In 2001, Michael Redhill walked onto the prestigious Scotiabank Giller Prize stage as a finalist, for his debut novel Martin Sloane. Sixteen years later, on Nov. 20, he was declared winner of the $100,000 prize, for his literary thriller Bellevue Square, published by Doubleday Canada.
An emotional Redhill thanked his publisher, editor, funders, and family, quipping that he must be in a coma. He also thanked Michael Ondaatje and Linda Spalding, with whom Redhill worked closely as former publisher of the literary journal Brick. “I’m grateful for the enthusiasm and encouragement they brought to my life.”
In their citation, this year’s Giller jury – Anita Rau Badami, former Giller winners André Alexis and Lynn Coady, British writer Richard Beard, and American writer Nathan Englander – lauded Bellevue Square for its literary complexities and explorations of family, community, mental health, and literary life: “Beyond the mysterious elements, this novel is warm, and funny, and smart. Let’s celebrate that it is, simply, a pleasure to read.”

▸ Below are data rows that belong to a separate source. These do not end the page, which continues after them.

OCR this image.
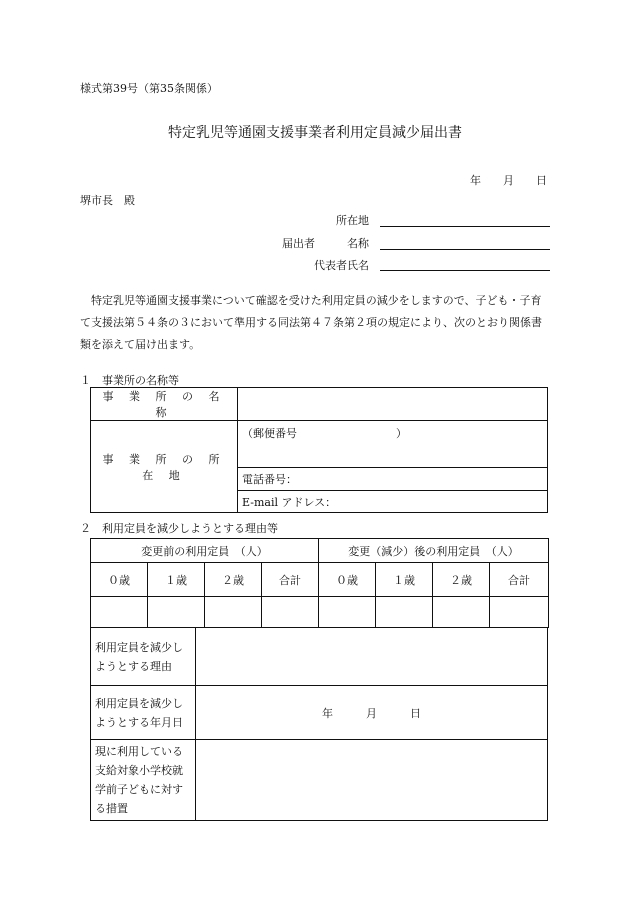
様式第39号（第35条関係）
特定乳児等通園支援事業者利用定員減少届出書
年　　月　　日
堺市長　殿
所在地
届出者	名称
代表者氏名
特定乳児等通園支援事業について確認を受けた利用定員の減少をしますので、子ども・子育て支援法第５４条の３において準用する同法第４７条第２項の規定により、次のとおり関係書類を添えて届け出ます。
１　事業所の名称等
事 業 所 の 名 称	
事 業 所 の 所 在 地	（郵便番号　　　　　　　　　）
	電話番号：
	E-mail アドレス：
２　利用定員を減少しようとする理由等
変更前の利用定員　（人）				変更（減少）後の利用定員　（人）			
０歳	１歳	２歳	合計	０歳	１歳	２歳	合計

利用定員を減少しようとする理由	
利用定員を減少しようとする年月日	年　　　月　　　日
現に利用している支給対象小学校就学前子どもに対する措置	
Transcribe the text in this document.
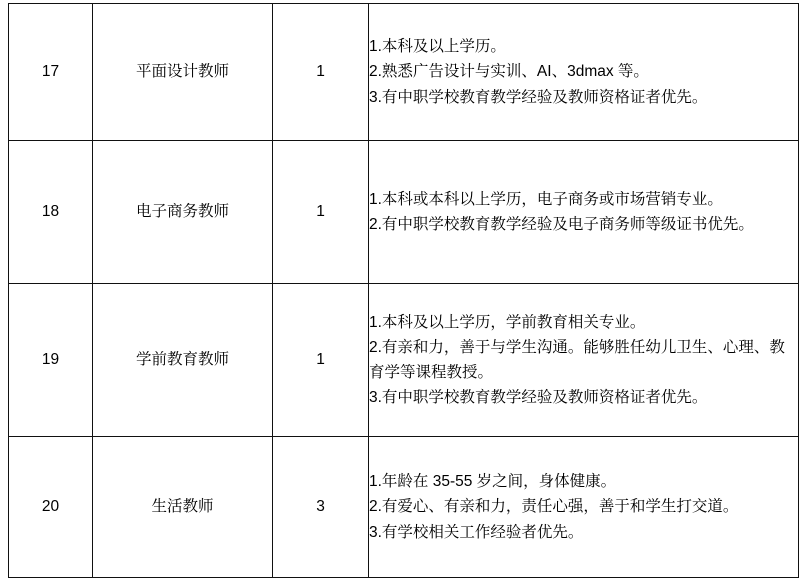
17	平面设计教师	1	1.本科及以上学历。
2.熟悉广告设计与实训、AI、3dmax 等。
3.有中职学校教育教学经验及教师资格证者优先。

18	电子商务教师	1	1.本科或本科以上学历，电子商务或市场营销专业。
2.有中职学校教育教学经验及电子商务师等级证书优先。

19	学前教育教师	1	1.本科及以上学历，学前教育相关专业。
2.有亲和力，善于与学生沟通。能够胜任幼儿卫生、心理、教育学等课程教授。
3.有中职学校教育教学经验及教师资格证者优先。

20	生活教师	3	1.年龄在 35-55 岁之间，身体健康。
2.有爱心、有亲和力，责任心强，善于和学生打交道。
3.有学校相关工作经验者优先。
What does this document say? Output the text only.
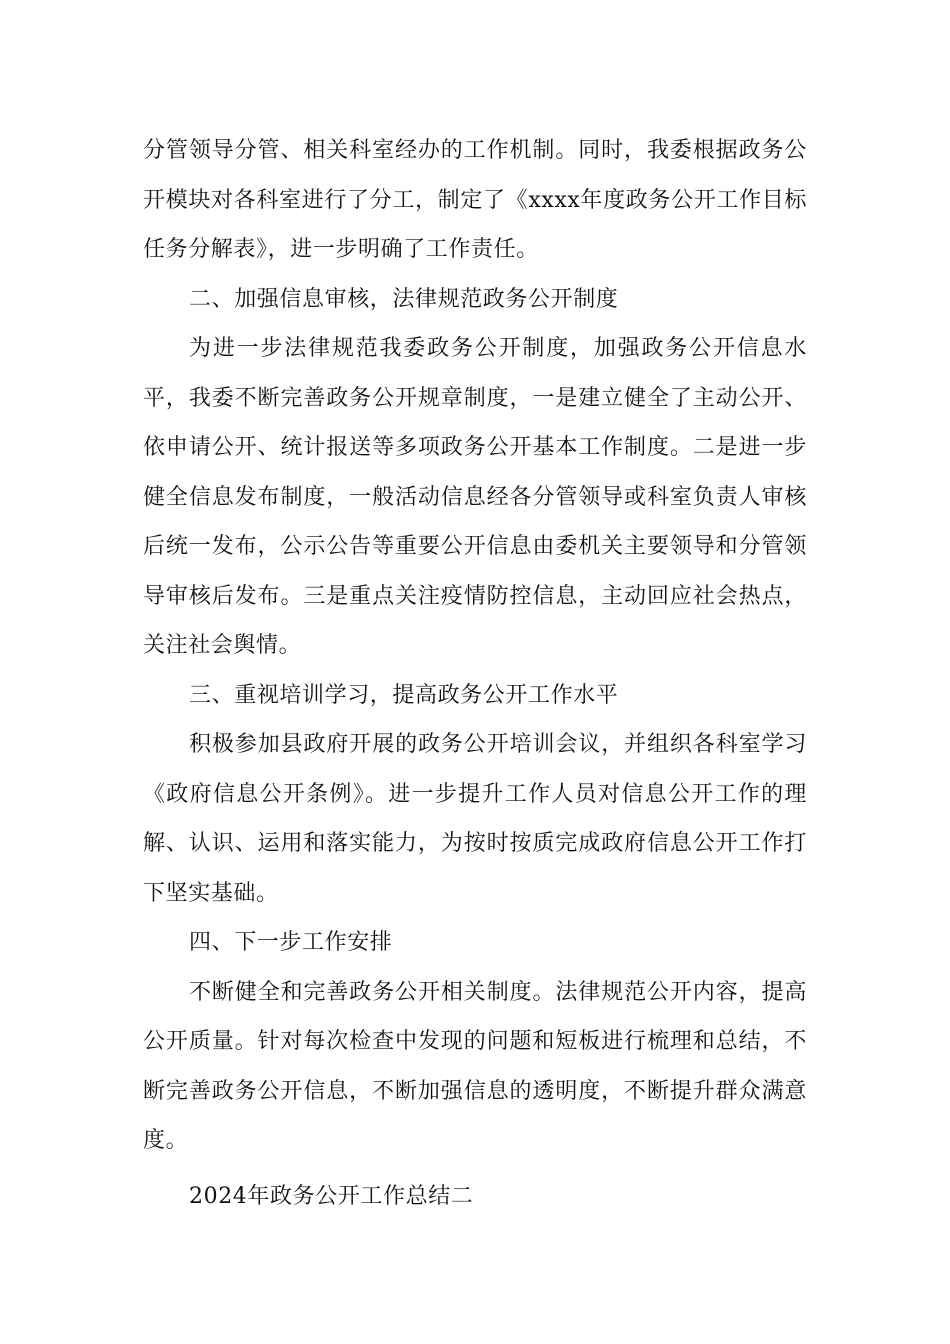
分管领导分管、相关科室经办的工作机制。同时，我委根据政务公开模块对各科室进行了分工，制定了《xxxx年度政务公开工作目标任务分解表》，进一步明确了工作责任。

二、加强信息审核，法律规范政务公开制度

为进一步法律规范我委政务公开制度，加强政务公开信息水平，我委不断完善政务公开规章制度，一是建立健全了主动公开、依申请公开、统计报送等多项政务公开基本工作制度。二是进一步健全信息发布制度，一般活动信息经各分管领导或科室负责人审核后统一发布，公示公告等重要公开信息由委机关主要领导和分管领导审核后发布。三是重点关注疫情防控信息，主动回应社会热点，关注社会舆情。

三、重视培训学习，提高政务公开工作水平

积极参加县政府开展的政务公开培训会议，并组织各科室学习《政府信息公开条例》。进一步提升工作人员对信息公开工作的理解、认识、运用和落实能力，为按时按质完成政府信息公开工作打下坚实基础。

四、下一步工作安排

不断健全和完善政务公开相关制度。法律规范公开内容，提高公开质量。针对每次检查中发现的问题和短板进行梳理和总结，不断完善政务公开信息，不断加强信息的透明度，不断提升群众满意度。

2024年政务公开工作总结二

The other finalists for this year’s prize, each of whom received $10,000, were Rachel Cusk for Transit (HarperCollins); Ed O’Loughlin for Minds of Winter (House of Anansi Press); Eden Robinson for Son of a Trickster (Alfred A. Knopf Canada); and Michelle Winters for I Am a Truck (Invisible Publishing).
The evening began on an emotional note with a standing ovation in honour of prize founder Jack Rabinovitch, who died on Aug. 6. Giller executive founder and Rabinovitch’s daughter Elana Rabinovitch addressed the crowd of 500 at Toronto’s Ritz-Carlton Hotel ballroom, sharing her personal grief and hopefulness with a quote from Ondaatje’s 1987 novel In the Skin of a Lion: “Trust me, this will take time but there is order here, very faint, very human.”
Canadian soprano Measha Brueggergosman performed a musical tribute accompanied by photos of Rabinovitch with friends, family, former award winners, and his late wife, Doris Giller, for whom the prize is named.